This article was published 5 yearsago

When India’s UPI (Unified Payments Interface) crossed a billion transactions in Februrary (1.33 billion to be precise), no one really thought the feat will be achieved again, at least in the near future. That was largely because of two primary reasons. One, the banking crisis that engulfed Yes Bank which processes more UPI transactions than any other bank in the country. And two, the coronavirus grip that resulted in a complete national lockdown.

However, it seems none of those really had any major impact on the statistics for UPI. The payments platform crossed the billion transactions mark yet again, this time recording a slightly lower but still impressive, 1.25 billion transactions. And even though that is a 6% decline over last month’s volume, it is still impressive considering the factors that could have brought this even further down.
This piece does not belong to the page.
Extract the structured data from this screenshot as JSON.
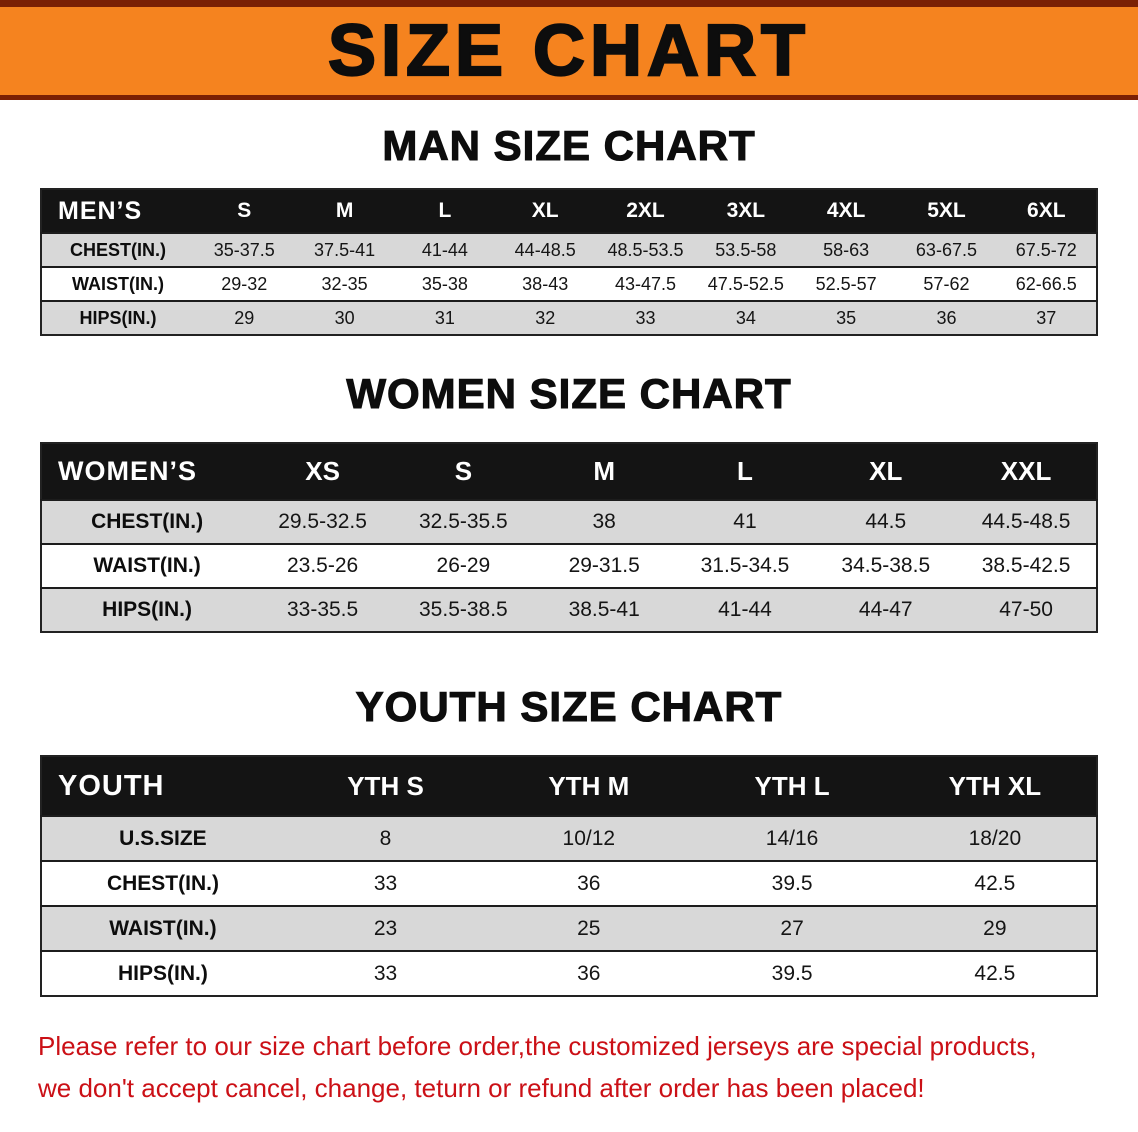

In terms of the amount transacted, the figure stood at 2,06,462 crore or 2.06 trillion (~$26 billion) in March. This too is slightly on the lower end when compared with figures for February, which stood at Rs 2,22,517 crore or Rs 2.22 trillion.

However, experts predict that there could be sharp decline in those numbers in April. One of the prime reasons behind the same, is introduction of UPI transaction fee that came into effect from April 1 by some of India’s biggest private sector banks. Kotak Bank for example, will start charging upto Rs. 5 per transaction after first 20 free P2P transactions. What needs to be noted though, that the fee will not be applicable to merchant transactions and will only apply to peer to peer transactions.

Another reason is the fact that almost 2/3rd of the lockdown time (2 weeks) will fall under the month of April. Since almost all of the hospitality and travel sector is under a shut down, expect the transactions to register some sizeable fall.